Article initialement publié le 16 mai 2018 sur www.artnet.com 

En parcourant « Beyond the Streets », cette vaste et audacieuse exposition d’œuvres diverses d’artistes de rue installée dans un entrepôt de 3 700 mètres carrés au nord du Chinatown de Los Angeles, la scène d’ouverture du documentaire emblématique sur le street art Style Wars m’est revenue en mémoire. On y voit un groupe de jeunes graffeurs new-yorkais debout dans la rue, attendant anxieusement le passage d’un train de métro sur les voies surélevées au-dessus d’eux. Lorsque les wagons émergent de leurs tunnels souterrains fraîchement décorés de graffitis, les artistes éclatent de joie — une joie que ne partagent pas les navetteurs agacés alors que les trains tagués poursuivent lentement leur trajet à travers la ville.
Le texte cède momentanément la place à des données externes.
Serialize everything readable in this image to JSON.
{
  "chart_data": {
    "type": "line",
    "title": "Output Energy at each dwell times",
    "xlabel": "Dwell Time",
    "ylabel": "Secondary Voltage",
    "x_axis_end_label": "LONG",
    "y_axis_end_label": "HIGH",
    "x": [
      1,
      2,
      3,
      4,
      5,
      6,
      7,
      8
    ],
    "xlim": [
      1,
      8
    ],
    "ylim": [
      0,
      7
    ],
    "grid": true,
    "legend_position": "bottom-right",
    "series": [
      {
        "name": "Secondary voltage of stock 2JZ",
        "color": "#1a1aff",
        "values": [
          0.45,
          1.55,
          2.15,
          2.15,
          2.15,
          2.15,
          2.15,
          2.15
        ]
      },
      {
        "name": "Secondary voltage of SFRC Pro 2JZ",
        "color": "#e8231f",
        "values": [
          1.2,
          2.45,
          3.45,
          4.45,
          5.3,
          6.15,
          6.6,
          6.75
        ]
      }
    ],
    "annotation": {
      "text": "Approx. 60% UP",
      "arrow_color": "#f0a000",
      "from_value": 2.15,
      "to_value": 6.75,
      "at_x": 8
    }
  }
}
À sa manière, « Beyond the Streets », organisé par l’historien du graffiti Roger Gastman, marque l’arrivée de ce long périple à une nouvelle destination, un lieu où le cadre a changé ainsi que la réaction supposée du public urbain.

New York dans les années 1970 n’offrait guère d’espoir à sa jeunesse. Bombarder les trains leur permettait d’apercevoir fugacement la célébrité, leurs chefs-d’œuvre défilant le long des rails. Pendant des décennies, le graffiti et le street art sont restés associés au vandalisme, à la violence des gangs, à la criminalité et à la dégradation, des liens délibérément cultivés par les municipalités, les politiciens et les médias, tous ayant leurs raisons de faire de cette forme d’art urbaine un bouc émissaire visuel des maux sociaux dont elle n’était qu’un symptôme.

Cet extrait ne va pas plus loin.